We are reminded that He spoke these things in Capernaum, in Galilee (not in Jerusalem), away from the headquarters of formalism. Yet even here many of those who had followed as disciples murmured against His words: they thought this too hard to accept (v.60). But it was a test as to whether they had faith in Him personally or whether they followed for selfish reasons. True faith would say that, whether I understand or not, the Lord's wisdom is higher than mine.

Again His divine omniscience is evident in His answering this covert murmuring. Did they not realize His greatness and wisdom as manifest in this very fact? But spiritual blindness is unreasonable. He speaks firmly, "Does this offend you?" Certainly only unbelief could be stumbled by the word of the Son of God.

However, this same blessed Son of Man, who had come down from heaven, would yet ascend up to heaven (v.62). Would this make any difference in their thoughts? Would they refuse One so manifestly come from God, and who would return to God, just because their rationalizing minds did not understand everything He said. But man in the flesh will not be subject to the unseen power of the Spirit of God. He prefers his own pride. Yet it is the Spirit who quickens, that is, gives life out of a dead state. We have before read of the Father and the Son quickening (ch.5:21). This work is totally divine, a work in which the Trinity is always engaged in perfect unity. But here the unseen, living power of the Spirit is emphasized. Perfectly linked with this are the words of the Lord Jesus: those words "are spirit, and they are life" (v.63). This is in contrast to human, materialistic thoughts, and on a higher level. He had used the material illustrations of bread, flesh and blood as having spiritual significance. Those who had no desire for spirituality were thereby exposed. As He now says, there were some who disbelieved: they would not receive His testimony. Again His omniscience shines out: He had known from the beginning who they were who believed not, and who would betray Him. So He reaffirms His declaration that it is impossible for one to come to Him apart from the grace of the Father. (v.65).

His words are certainly intended to cause a searching and sifting, to reveal who is really His and who is not. From that time many of His disciples drew away from Him. How totally in contrast to the smooth words of religious misleaders is this pure faithfulness of the Lord of glory! He sought no mere followers, but only those true in heart, those who were the gift of the Father to Himself.

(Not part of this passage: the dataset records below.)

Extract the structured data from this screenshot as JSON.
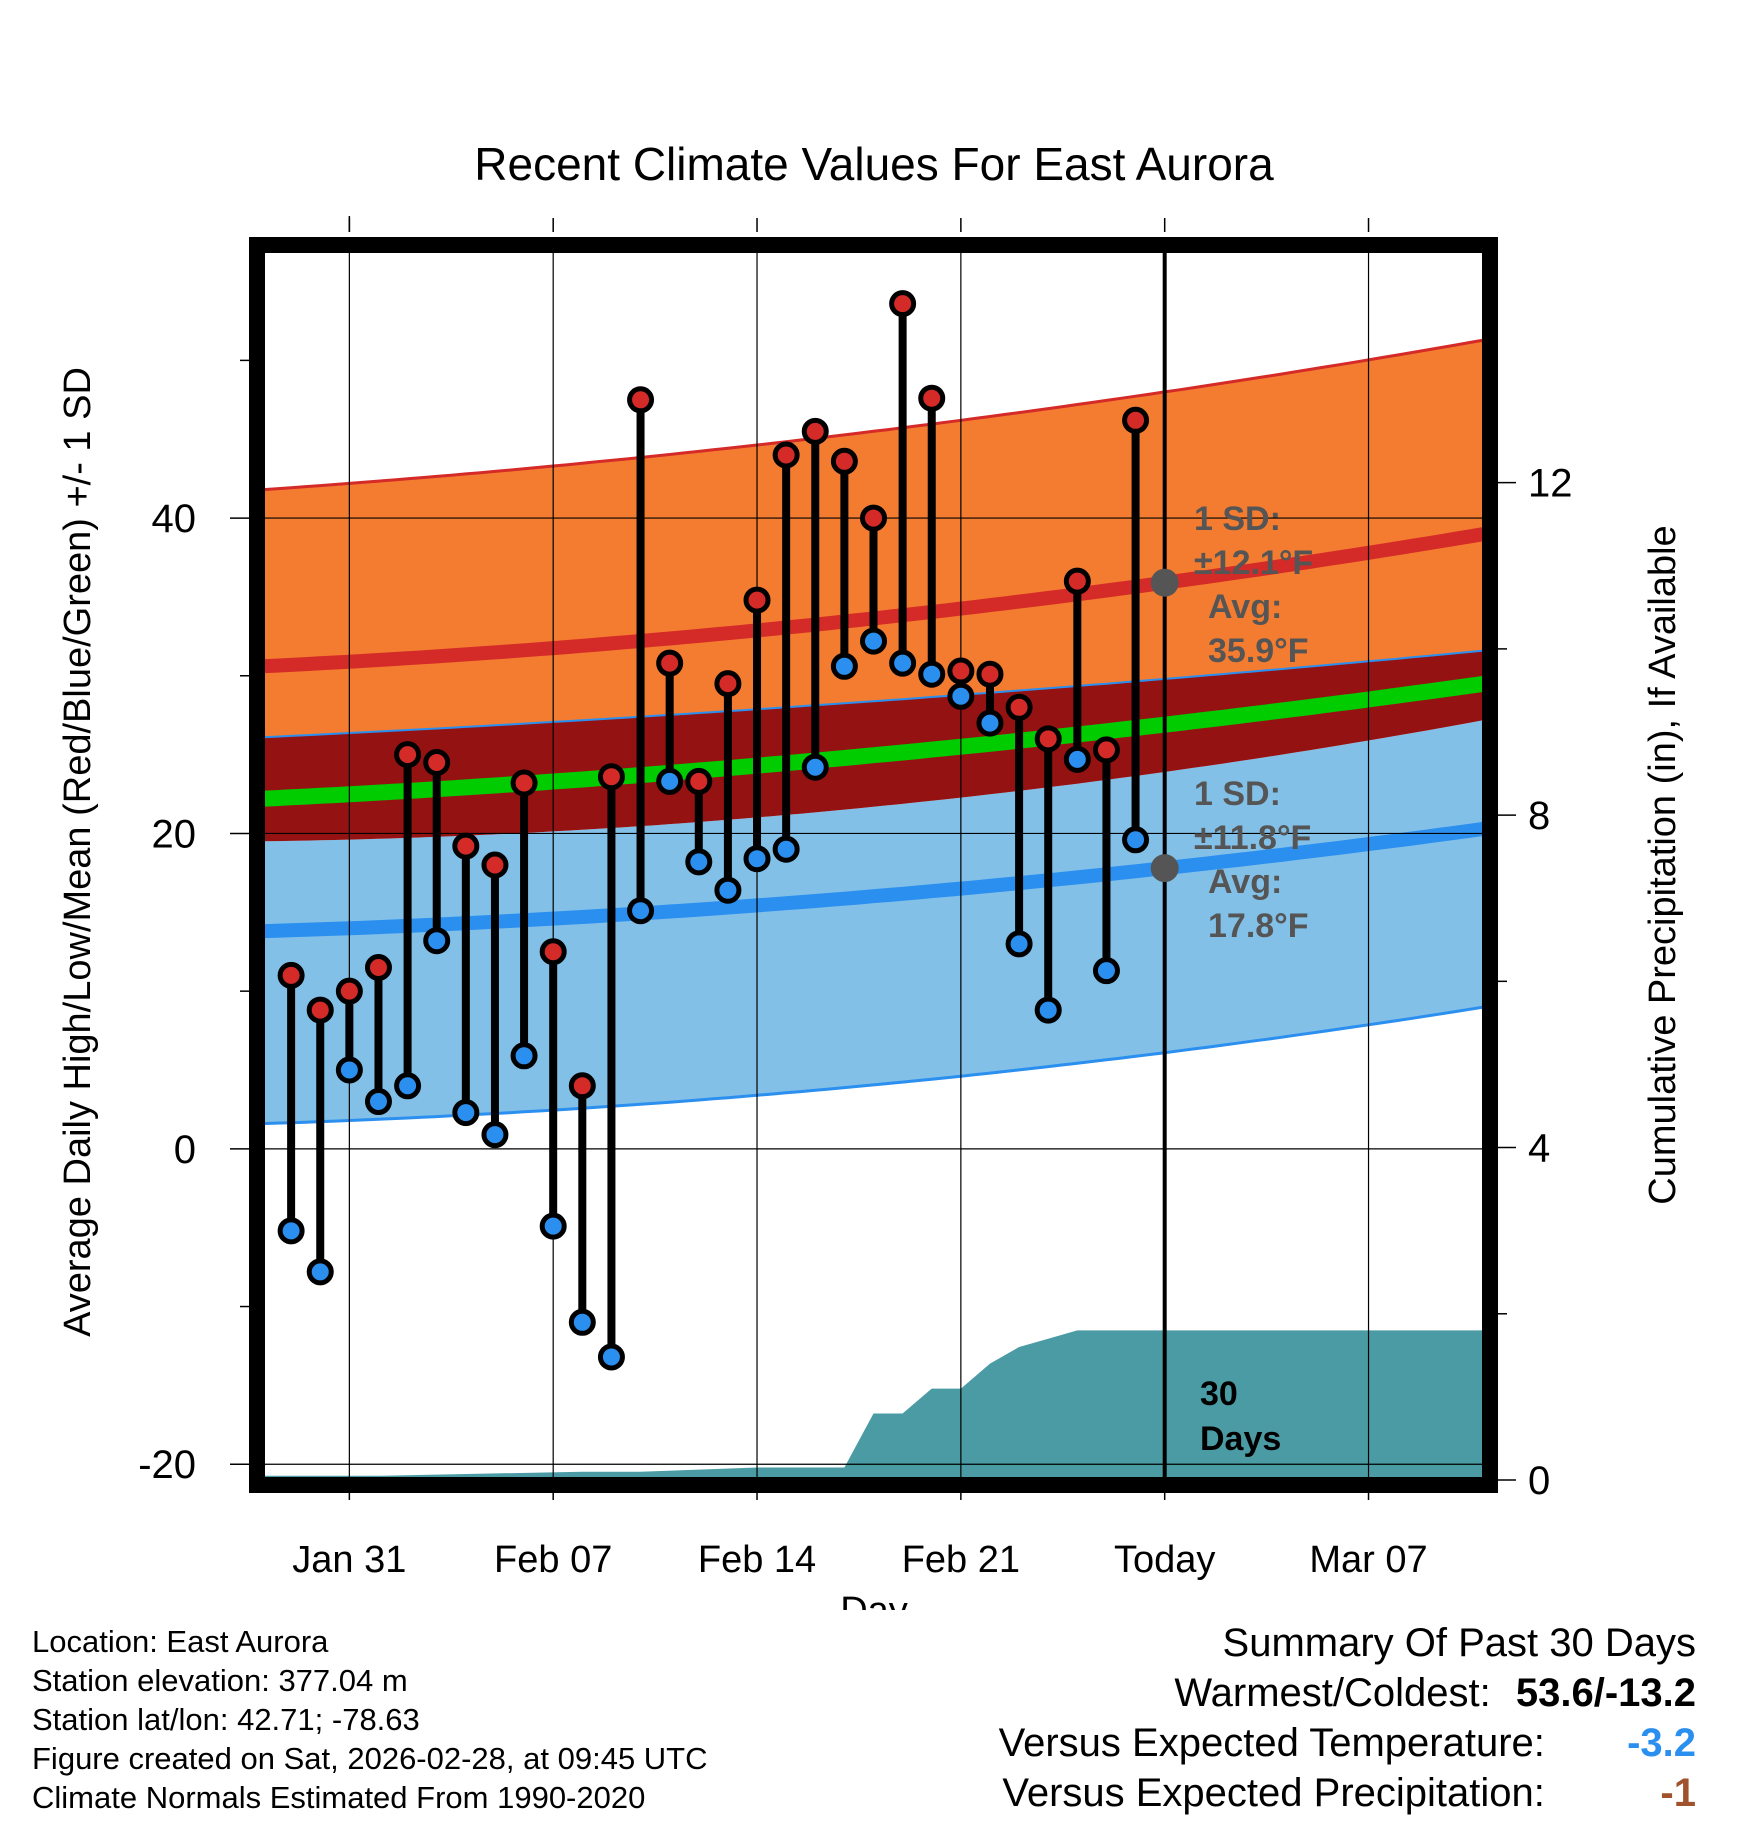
{
  "chart_data": {
    "type": "line",
    "title": "Recent Climate Values For East Aurora",
    "xlabel": "Day",
    "ylabel": "Average Daily High/Low/Mean (Red/Blue/Green) +/- 1 SD",
    "y2label": "Cumulative Precipitation (in), If Available",
    "ylim": [
      -21,
      57
    ],
    "y2lim": [
      0,
      30
    ],
    "xlim": [
      -31,
      11
    ],
    "x_tick_positions": [
      -28,
      -21,
      -14,
      -7,
      0,
      7
    ],
    "x_tick_labels": [
      "Jan 31",
      "Feb 07",
      "Feb 14",
      "Feb 21",
      "Today",
      "Mar 07"
    ],
    "y_ticks": [
      -20,
      0,
      20,
      40
    ],
    "y2_ticks": [
      0,
      4,
      8,
      12
    ],
    "days": [
      -30,
      -29,
      -28,
      -27,
      -26,
      -25,
      -24,
      -23,
      -22,
      -21,
      -20,
      -19,
      -18,
      -17,
      -16,
      -15,
      -14,
      -13,
      -12,
      -11,
      -10,
      -9,
      -8,
      -7,
      -6,
      -5,
      -4,
      -3,
      -2,
      -1
    ],
    "daily_high": [
      11.0,
      8.8,
      10.0,
      11.5,
      25.0,
      24.5,
      19.2,
      18.0,
      23.2,
      12.5,
      4.0,
      23.6,
      47.5,
      30.8,
      23.3,
      29.5,
      34.8,
      44.0,
      45.5,
      43.6,
      40.0,
      53.6,
      47.6,
      30.3,
      30.1,
      28.0,
      26.0,
      36.0,
      25.3,
      46.2
    ],
    "daily_low": [
      -5.2,
      -7.8,
      5.0,
      3.0,
      4.0,
      13.2,
      2.3,
      0.9,
      5.9,
      -4.9,
      -11.0,
      -13.2,
      15.1,
      23.3,
      18.2,
      16.4,
      18.4,
      19.0,
      24.2,
      30.6,
      32.2,
      30.8,
      30.1,
      28.7,
      27.0,
      13.0,
      8.8,
      24.7,
      11.3,
      19.6
    ],
    "normal_high": {
      "start": 30.6,
      "today": 35.9,
      "end": 39.0
    },
    "normal_high_upper": {
      "start": 41.8,
      "today": 48.0,
      "end": 51.3
    },
    "normal_low": {
      "start": 13.8,
      "today": 17.8,
      "end": 20.3
    },
    "normal_low_lower": {
      "start": 1.6,
      "today": 6.1,
      "end": 9.0
    },
    "normal_mean": {
      "start": 22.2,
      "today": 26.9,
      "end": 29.5
    },
    "normal_mean_band_upper": {
      "start": 26.1,
      "today": 29.8,
      "end": 31.6
    },
    "normal_mean_band_lower": {
      "start": 19.5,
      "today": 23.9,
      "end": 27.2
    },
    "cumulative_precip": {
      "days": [
        -31,
        -30,
        -27,
        -20,
        -18,
        -14,
        -11,
        -10,
        -9,
        -8,
        -7,
        -6,
        -5,
        -4,
        -3,
        -2,
        -1,
        0,
        11
      ],
      "values": [
        0.05,
        0.05,
        0.05,
        0.1,
        0.1,
        0.15,
        0.15,
        0.8,
        0.8,
        1.1,
        1.1,
        1.4,
        1.6,
        1.7,
        1.8,
        1.8,
        1.8,
        1.8,
        1.8
      ]
    },
    "annotations": {
      "high_sd": "1 SD:",
      "high_sd_value": "±12.1°F",
      "high_avg": "Avg:",
      "high_avg_value": "35.9°F",
      "low_sd": "1 SD:",
      "low_sd_value": "±11.8°F",
      "low_avg": "Avg:",
      "low_avg_value": "17.8°F",
      "window_line1": "30",
      "window_line2": "Days"
    },
    "colors": {
      "high_band": "#f47c30",
      "high_line": "#d42a28",
      "low_band": "#82c0e8",
      "low_line": "#2b8fef",
      "mean_band": "#951212",
      "mean_line": "#00cc00",
      "precip": "#4a9ba4",
      "high_dot": "#d42a28",
      "low_dot": "#2b8fef",
      "annotation": "#555555"
    }
  },
  "info": {
    "location": "Location: East Aurora",
    "elevation": "Station elevation: 377.04 m",
    "latlon": "Station lat/lon: 42.71; -78.63",
    "created": "Figure created on Sat, 2026-02-28, at 09:45 UTC",
    "normals": "Climate Normals Estimated From 1990-2020"
  },
  "summary": {
    "title": "Summary Of Past 30 Days",
    "warm_cold_label": "Warmest/Coldest:",
    "warm_cold_value": "53.6/-13.2",
    "temp_label": "Versus Expected Temperature:",
    "temp_value": "-3.2",
    "temp_color": "#2b8fef",
    "precip_label": "Versus Expected Precipitation:",
    "precip_value": "-1",
    "precip_color": "#a0522d"
  }
}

When these many disciples turned back to walk no more with Him, then He addresses the twelve, "Do you also want to go away?" (v.67). For it is an attracting and popular thing to follow the crowd, and we shall all at some time be faced with the fact that to follow Christ is not popular How good then is the firm decision of Peter's answer, "Lord, to whom shall we go?" Material things (loaves and fishes) were not his object: he must have a living person to sustain the need of his soul. Who else could substitute for the Son of the living God? He knew that the words of the Lord Jesus were those of eternal life, however feebly he may have understood all those words. There could be no possible question that Jesus was the Messiah of Israel, the Christ, and Son of the living God. Faith could see this with absolute clarity.

But Peter spoke for others beside himself: he had said "we." So the Lord Jesus solemnly tells them that, though He had chosen twelve apostles, yet one of them was a demon (v.70). Even the Lord's searching words had not caused Judas to leave Him. This shows the blinding power of Satan's delusion in the man's soul. Of course, Judas was gaining materially by theft from the disciples' fund (ch.12:6). and he brazenly continued this deceitful course of greed in spite of many other occasions of the Lord's searching words, which Judas should have known applied directly to him. Only at the end was he revealed for what he was. Sad, pitiable case of one yielding willingly to Satan!